Orwell was too smart to have a smartphone
“Would George Orwell have had a smartphone?” asks a page title on the BBC website. Without clicking on the link, there is no hesitation in giving an answer in the negative.
The writer of 1984 would have recoiled at the idea of the control of the world’s information by a handful of major corporations. Computer-generated algorithms have the capacity to shape the knowledge available through a phone without the repressive measures featured in Orwell’s novel. The major Internet companies will declare that there is complete freedom of speech in the knowledge that those who exercise that freedom may find themselves speaking into a cyber vacuum. What danger is someone who has no access to any listeners because their web pages are found by no search engines?

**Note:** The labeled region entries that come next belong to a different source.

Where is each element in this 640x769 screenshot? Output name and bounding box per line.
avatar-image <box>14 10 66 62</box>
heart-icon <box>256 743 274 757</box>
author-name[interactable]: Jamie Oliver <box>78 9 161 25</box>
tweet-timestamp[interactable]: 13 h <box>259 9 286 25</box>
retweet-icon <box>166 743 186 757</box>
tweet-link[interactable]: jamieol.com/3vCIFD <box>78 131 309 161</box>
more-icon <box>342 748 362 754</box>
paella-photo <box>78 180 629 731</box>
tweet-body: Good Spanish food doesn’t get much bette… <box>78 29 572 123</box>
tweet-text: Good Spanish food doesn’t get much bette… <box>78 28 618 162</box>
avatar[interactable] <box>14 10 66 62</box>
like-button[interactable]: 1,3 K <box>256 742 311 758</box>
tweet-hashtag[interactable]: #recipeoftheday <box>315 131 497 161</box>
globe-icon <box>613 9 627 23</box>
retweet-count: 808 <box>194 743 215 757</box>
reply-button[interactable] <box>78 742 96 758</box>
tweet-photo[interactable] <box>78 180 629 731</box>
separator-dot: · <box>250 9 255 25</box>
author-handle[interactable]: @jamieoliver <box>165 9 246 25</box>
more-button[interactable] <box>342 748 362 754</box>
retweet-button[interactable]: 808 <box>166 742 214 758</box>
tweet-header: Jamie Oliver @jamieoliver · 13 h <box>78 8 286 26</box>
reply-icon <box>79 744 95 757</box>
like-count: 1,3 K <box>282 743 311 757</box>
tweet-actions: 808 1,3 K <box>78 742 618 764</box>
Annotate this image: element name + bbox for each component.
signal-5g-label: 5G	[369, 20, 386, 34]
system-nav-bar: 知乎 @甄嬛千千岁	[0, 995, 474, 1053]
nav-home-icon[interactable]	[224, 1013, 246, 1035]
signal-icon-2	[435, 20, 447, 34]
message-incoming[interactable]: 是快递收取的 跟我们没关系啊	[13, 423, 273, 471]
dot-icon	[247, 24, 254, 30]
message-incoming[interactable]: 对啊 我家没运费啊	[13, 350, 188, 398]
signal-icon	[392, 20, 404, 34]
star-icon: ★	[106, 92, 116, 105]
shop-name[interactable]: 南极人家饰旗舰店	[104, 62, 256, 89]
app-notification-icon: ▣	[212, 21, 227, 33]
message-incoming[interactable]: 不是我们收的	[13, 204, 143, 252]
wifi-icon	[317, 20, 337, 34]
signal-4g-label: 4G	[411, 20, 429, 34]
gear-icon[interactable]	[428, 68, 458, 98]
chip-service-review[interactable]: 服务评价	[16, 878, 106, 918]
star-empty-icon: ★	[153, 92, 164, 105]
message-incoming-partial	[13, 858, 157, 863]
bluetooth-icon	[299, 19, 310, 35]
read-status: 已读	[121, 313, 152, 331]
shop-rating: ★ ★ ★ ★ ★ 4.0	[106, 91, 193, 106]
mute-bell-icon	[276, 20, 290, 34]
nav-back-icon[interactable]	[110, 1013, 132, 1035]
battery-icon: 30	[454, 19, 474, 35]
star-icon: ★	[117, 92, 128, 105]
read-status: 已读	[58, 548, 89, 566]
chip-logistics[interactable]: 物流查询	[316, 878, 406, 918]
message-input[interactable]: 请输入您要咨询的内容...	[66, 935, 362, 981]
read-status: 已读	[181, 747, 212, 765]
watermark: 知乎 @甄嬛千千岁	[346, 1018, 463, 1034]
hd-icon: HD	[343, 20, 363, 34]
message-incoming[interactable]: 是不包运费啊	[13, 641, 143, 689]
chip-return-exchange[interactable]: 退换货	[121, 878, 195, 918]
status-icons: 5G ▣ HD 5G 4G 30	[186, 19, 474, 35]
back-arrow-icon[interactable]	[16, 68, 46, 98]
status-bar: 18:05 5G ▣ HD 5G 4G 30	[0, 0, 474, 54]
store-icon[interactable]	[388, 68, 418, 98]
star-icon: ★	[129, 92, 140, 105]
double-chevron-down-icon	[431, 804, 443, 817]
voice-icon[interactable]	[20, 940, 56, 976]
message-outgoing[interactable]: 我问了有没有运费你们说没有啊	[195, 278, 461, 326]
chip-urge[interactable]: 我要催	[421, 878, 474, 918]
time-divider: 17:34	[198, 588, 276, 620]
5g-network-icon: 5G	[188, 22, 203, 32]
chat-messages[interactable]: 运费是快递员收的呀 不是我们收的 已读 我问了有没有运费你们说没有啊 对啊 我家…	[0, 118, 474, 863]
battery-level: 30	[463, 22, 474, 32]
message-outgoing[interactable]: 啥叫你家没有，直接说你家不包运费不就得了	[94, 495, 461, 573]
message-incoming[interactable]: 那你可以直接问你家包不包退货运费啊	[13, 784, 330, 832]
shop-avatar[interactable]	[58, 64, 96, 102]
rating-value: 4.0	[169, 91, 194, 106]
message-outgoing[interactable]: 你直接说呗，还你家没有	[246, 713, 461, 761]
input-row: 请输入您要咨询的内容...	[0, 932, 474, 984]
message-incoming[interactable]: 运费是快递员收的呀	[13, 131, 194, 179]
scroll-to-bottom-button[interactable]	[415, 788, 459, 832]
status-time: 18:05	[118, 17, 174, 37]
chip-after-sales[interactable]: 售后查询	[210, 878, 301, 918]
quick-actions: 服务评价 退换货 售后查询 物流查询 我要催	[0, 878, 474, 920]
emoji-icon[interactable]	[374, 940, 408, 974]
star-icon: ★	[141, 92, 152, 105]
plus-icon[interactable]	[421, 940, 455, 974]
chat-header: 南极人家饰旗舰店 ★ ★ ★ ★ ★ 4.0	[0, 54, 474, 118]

There is no need for a Room 101 to instil fear in people when disappearance from the web means that their existence becomes marginal.
The government in 1984 would have been delighted at the capacity to disseminate fake news with the effectiveness with which it is spread on social media apps. There would be no need for state propaganda broadcasts when the people themselves are happy to spread untrue stories on Facebook. The re-writing of reality in Animal Farm, casting the exploiters as good and the exploited as bad, is a phenomenon that would readily be re-created by so-called influencers.
Orwell felt a deep aversion towards the totalitarian regimes of his times, feeling a deep antipathy towards the demagoguery of the dictators. The despotic regimes of the 1930s and 1940s depended upon secret police and a network of informers. In the times of smartphones, tracking people has become a simple matter of monitoring the location of their phone and the networks and sites that they access.
Orwell’s diaries from the 1930s until the end of his life point towards someone who aspires toward self-sufficiency. Whether in the south of England or on the Hebridean island of Jura, Orwell’s daily entries detail his activities in growing fruit and vegetables; in his raising of hens and geese and goats; in his catching of fish and shooting of rabbits. No practical detail is too small to record and Orwell stuck in numerous newspaper cuttings with recipes for cookery and tips on animal husbandry and practical repairs. Orwell’s sustainable lifestyle is as far away as might be imagined from the world of the smartphone.
If further evidence were to be needed of how unlikely it would be that Orwell would have a smartphone, then it is in the austerity with which he lived his life. Frivolous purchases, the unnecessary spending of money, the consumerist ethos, these were alien to Orwell.
Would George Orwell have had a smartphone? No.